Addressing clinical alarm hazards in all their forms requires a comprehensive approach, free of the well-known departmental and data silos that hinder patient care and optimal clinical workflows. Technology certainly plays a critical role in alarm reduction and prioritization, but alarm management is a classic example of interdisciplinary leadership, involving clinical, IT, biomedical engineering, and other departments.


References

  1. ECRI Institute. Top 10 Technology Hazard for 2016. November 2015. https://www.ecri.org/press/Pages/Dirty_Endoscopes_Top_ECRI_Institutes_2016_Technology_Hazards_List.aspx Accessed January 7, 2016.
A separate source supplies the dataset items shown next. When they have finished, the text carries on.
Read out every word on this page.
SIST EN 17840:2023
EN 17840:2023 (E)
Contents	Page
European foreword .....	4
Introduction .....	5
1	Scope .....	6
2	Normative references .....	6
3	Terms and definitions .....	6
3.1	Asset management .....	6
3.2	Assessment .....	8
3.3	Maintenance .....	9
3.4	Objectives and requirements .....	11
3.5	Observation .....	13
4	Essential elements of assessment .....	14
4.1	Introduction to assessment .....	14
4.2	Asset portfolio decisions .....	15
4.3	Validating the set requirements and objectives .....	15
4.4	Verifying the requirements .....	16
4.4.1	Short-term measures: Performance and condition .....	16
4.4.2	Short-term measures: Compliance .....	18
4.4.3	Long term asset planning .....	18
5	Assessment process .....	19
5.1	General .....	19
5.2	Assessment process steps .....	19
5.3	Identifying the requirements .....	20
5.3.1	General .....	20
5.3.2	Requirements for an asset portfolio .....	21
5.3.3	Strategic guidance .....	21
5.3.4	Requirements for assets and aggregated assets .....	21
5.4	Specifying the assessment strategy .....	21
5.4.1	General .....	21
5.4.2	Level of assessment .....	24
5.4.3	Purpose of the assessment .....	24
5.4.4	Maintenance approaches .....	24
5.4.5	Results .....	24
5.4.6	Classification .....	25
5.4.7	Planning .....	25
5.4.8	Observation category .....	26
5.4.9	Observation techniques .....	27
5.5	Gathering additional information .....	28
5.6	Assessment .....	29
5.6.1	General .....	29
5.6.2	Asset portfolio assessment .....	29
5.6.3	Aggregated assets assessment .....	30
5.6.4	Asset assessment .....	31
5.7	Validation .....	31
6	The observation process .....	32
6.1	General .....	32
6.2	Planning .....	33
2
  2. The Joint Commission. The Joint Commission announces 2014 National Patient Safety Goal. http://www.jointcommission.org/assets/1/18/jcp0713_announce_new_nspg.pdf Accessed January 7, 2016.
  3. Wesley Medical Center. Beyond Alarm Management. Bernoulli. October 2015. www.cardiopulmonarycorp.com/wp-content/uploads/2015/10/Bernoulli-Wesley-Case-Study-AM-01-vA-10-15.pdf Accessed January 7, 2016.
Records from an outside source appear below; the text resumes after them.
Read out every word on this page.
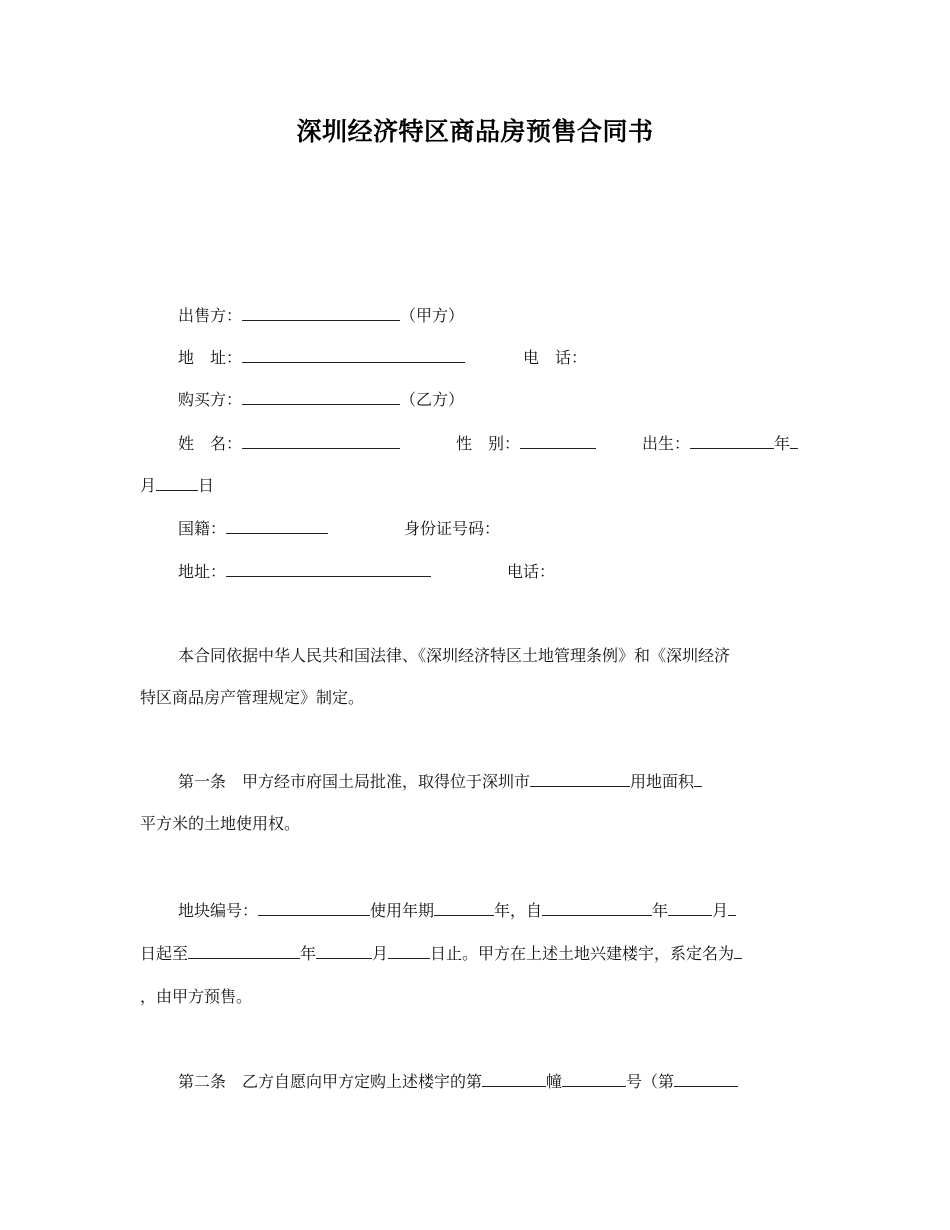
深圳经济特区商品房预售合同书
出售方：	（甲方）
地　址：	电　话：
购买方：	（乙方）
姓　名：	性　别：	出生：	年
月	日
国籍：	身份证号码：
地址：	电话：
本合同依据中华人民共和国法律、《深圳经济特区土地管理条例》和《深圳经济
特区商品房产管理规定》制定。
第一条　甲方经市府国土局批准，取得位于深圳市	用地面积
平方米的土地使用权。
地块编号：	使用年期	年，自	年	月
日起至	年	月	日止。甲方在上述土地兴建楼宇，系定名为
，由甲方预售。
第二条　乙方自愿向甲方定购上述楼宇的第	幢	号（第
  4. Zaleski JR. Alarm fatigue? What a nuisance! [Blog post]. October 4, 2014. www.medicinfotech.com/2014/10/mathematical-techniques-mitigating-alarm-fatigue Accessed January 7, 2016.
  5. Wong M, Mabuyi A, Gonzalez B. First National Survey of Patient-Controlled Analgesia Practices. March-April 2013. A Promise to Amanda Foundation and the Physician-Patient Alliance for Health & Safety. http://www.premiersafetyinstitute.org/wp-content/uploads/PPAHS-national-survey-patient-controlled-analgesia.pdf Accessed January 7, 2016.
  6. Hospital for Special Care. Achieving Clinical Clarity from Ventilator Overload. Bernoulli. October 2015. www.cardiopulmonarycorp.com/wp-content/uploads/2015/10/Bernoulli-HSC-Case-Study-LT-01-vA-10-15.pdf Accessed January 7, 2016.